Friend of Education Award

Friend of Education Award

Business recognized for helping with literacy in Union County Schools
 
Kentucky School Advocate
March 2017
 
Staff report
For the last decade, Jim David Meats has provided food to students and families in the Union County school system. Last year, the business’ reach extended into the classroom and those efforts combined to earn it the 2017 Friend of Education Award.

The business received the honor Feb. 24 during the Kentucky School Boards Association’s 81st Annual Conference in Louisville. KSBA sponsors the award, given annually since 1989.
 
Jimmy and Linda Baird, owners of Jim David Meats, receives the 2017 Friend of Education Award Friday, Feb. 24, at KSBA’s 81st Annual Conference in Louisville. From left, KSBA President Allen Kennedy; Jimmy Baird; Linda Baird; and KSBA Executive Director Mike Armstrong. 

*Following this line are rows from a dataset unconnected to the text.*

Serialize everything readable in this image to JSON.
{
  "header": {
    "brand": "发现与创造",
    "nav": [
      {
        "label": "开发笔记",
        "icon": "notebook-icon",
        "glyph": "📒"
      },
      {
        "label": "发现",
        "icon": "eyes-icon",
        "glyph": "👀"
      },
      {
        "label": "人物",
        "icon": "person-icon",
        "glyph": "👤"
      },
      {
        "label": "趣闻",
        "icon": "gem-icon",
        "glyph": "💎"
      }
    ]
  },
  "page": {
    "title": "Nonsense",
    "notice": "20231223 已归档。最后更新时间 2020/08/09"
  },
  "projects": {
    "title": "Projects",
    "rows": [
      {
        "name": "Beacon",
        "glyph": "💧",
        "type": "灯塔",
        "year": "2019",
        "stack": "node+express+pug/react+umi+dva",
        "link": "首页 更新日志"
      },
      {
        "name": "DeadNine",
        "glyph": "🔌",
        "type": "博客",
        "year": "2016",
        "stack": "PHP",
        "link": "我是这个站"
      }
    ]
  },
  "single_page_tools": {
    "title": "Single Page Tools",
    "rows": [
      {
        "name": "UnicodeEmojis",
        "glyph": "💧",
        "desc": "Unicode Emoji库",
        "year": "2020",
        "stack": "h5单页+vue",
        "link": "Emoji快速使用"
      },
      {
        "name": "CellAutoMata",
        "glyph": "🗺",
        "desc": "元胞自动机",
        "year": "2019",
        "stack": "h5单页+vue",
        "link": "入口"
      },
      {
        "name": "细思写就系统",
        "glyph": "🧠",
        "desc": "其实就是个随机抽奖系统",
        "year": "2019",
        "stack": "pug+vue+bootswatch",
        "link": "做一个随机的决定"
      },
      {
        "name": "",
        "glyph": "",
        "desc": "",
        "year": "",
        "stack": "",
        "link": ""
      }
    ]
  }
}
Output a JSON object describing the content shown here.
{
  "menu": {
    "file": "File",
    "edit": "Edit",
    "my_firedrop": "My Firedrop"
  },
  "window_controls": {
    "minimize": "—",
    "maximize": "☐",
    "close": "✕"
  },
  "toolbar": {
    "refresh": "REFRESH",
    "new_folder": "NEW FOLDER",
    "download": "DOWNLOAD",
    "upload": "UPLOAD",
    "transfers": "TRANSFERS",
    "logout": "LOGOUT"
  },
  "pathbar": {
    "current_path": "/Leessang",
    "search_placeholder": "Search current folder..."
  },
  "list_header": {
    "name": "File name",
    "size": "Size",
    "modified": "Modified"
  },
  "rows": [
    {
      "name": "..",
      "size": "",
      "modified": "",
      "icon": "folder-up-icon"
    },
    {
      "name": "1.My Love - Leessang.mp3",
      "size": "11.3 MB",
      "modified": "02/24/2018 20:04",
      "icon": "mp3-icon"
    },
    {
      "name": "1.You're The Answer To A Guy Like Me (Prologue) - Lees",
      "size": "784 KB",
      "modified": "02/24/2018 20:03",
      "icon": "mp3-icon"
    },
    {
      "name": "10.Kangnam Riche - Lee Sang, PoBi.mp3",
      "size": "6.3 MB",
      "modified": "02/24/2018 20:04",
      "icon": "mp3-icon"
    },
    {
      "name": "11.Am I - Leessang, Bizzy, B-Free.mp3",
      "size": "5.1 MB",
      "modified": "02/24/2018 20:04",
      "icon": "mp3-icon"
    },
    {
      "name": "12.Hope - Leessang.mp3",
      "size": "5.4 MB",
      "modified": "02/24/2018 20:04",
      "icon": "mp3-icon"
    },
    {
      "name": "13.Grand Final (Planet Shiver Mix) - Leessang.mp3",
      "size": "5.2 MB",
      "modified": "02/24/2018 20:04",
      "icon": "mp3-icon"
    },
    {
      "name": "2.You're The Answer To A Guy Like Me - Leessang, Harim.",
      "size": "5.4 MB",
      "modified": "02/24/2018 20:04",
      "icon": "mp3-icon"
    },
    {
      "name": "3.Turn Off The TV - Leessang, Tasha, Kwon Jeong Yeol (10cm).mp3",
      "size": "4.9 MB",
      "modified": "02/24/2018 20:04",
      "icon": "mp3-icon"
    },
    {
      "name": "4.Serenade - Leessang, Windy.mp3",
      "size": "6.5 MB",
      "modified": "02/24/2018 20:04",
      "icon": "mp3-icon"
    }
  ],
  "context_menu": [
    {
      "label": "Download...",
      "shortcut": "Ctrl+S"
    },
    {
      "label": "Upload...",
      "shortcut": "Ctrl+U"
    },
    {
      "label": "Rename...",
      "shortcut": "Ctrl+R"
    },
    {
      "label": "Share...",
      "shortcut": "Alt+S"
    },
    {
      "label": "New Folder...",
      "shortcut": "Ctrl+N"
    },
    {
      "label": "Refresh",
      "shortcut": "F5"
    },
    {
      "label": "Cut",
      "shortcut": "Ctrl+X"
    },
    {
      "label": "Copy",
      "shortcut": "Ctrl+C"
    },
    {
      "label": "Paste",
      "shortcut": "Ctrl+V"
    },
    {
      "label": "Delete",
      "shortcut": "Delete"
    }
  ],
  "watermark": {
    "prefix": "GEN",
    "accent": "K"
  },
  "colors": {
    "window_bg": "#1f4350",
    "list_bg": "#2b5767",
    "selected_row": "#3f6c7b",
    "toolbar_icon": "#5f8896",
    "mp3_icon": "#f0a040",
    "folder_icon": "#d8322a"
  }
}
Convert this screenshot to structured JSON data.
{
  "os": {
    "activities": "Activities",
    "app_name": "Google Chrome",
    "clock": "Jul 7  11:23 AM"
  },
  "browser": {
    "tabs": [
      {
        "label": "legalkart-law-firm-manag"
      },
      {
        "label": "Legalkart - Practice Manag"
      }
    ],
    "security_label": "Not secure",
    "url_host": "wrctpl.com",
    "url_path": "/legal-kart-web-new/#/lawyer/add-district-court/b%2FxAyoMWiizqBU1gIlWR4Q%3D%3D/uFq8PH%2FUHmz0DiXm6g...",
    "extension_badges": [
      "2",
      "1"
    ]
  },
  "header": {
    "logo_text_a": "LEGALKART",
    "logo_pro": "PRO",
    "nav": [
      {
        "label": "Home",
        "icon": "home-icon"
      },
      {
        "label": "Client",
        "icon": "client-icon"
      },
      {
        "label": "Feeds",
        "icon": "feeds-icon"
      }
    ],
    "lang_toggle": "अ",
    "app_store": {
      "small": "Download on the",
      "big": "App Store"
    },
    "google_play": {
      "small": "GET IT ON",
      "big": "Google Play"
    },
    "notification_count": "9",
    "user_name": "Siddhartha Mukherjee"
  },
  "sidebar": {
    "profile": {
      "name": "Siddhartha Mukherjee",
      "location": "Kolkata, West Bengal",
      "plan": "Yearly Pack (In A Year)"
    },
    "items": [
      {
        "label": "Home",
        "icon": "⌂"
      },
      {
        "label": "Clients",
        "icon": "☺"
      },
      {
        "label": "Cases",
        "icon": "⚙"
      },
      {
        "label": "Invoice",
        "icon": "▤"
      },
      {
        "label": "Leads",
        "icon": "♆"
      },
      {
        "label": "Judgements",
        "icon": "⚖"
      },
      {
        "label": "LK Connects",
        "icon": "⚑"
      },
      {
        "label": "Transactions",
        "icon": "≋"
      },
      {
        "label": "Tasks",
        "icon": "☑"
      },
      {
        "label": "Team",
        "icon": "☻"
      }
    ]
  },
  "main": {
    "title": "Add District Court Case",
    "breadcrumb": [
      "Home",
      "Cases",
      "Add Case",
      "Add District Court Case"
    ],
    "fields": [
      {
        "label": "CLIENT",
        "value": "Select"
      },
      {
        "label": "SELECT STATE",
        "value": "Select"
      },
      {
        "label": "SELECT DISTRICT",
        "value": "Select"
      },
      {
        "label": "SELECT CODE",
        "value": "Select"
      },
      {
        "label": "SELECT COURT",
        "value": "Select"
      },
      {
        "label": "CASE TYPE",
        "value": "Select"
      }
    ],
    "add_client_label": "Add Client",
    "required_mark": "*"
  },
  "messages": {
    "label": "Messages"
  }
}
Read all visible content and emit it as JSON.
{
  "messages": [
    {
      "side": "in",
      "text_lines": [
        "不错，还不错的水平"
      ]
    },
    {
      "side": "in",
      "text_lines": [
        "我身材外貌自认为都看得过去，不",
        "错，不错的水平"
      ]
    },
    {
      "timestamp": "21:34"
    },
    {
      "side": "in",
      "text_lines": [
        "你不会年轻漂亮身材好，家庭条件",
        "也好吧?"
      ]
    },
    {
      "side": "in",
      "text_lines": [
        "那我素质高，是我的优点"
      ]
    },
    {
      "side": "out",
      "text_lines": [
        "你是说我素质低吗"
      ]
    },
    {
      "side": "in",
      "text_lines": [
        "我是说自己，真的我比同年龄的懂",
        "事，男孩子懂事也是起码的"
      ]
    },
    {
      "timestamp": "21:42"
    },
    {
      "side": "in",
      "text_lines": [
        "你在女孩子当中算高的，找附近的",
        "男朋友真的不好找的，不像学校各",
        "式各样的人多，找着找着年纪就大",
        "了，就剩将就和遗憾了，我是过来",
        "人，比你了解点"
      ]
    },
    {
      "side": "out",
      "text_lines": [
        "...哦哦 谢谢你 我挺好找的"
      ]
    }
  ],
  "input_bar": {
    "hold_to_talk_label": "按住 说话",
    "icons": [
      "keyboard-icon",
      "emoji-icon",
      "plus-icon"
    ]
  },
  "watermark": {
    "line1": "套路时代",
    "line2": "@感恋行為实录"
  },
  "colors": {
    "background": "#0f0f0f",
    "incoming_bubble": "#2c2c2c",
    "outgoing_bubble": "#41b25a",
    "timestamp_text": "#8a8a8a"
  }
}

Jim David Meats, owned by Jimmy Baird and his wife, Linda, is a hometown business that distributes meat products in grocery chains. The couple has donated more than 3,000 half-hams to needy families in the school system over the last 10 years. At a recent school event, the Bairds hand-delivered 400 box lunches to the district.

In addition, the business has sponsored employee and student events, donated money to the local early literacy program Imagination Library, and sponsored sports programs. Jim David Meats also supports the county’s parochial school in a variety of fundraisers and events.

This school year, Jimmy Baird contacted Union County Superintendent Patricia Sheffer with an offer to further assist students in the district.

Baird and his wife had been invited to judge a regional “Shark Tank” competition where people pitched their ideas for starting new businesses. A woman was looking for help to market her program, which was designed to teach people how to read.

That presentation hit close to home for Baird, who had himself struggled with literacy.

As he shared with the KSBA conference crowd in accepting the award, he was dyslexic and hated school because of his reading difficulties. “I had teachers tell me when I was in the classroom or walking down the hall – and this is the God’s truth – that I’d never amount to nothing. This was all the time.”

After helping the woman with a business plan for her reading program – and using it himself – he contacted Sheffer and offered to pay the cost if the district would implement the program. The district is now using “Reading Works” across the entire district this year.

“I hear people tell me all the time, ‘You’re lucky.’ I’m not lucky. I was told every day you’re not going to succeed.” Instead, he said, he works to solve problems, and today he and his wife own seven companies. “When people tell you, you can’t do something, anybody can do anything they want to,” he said.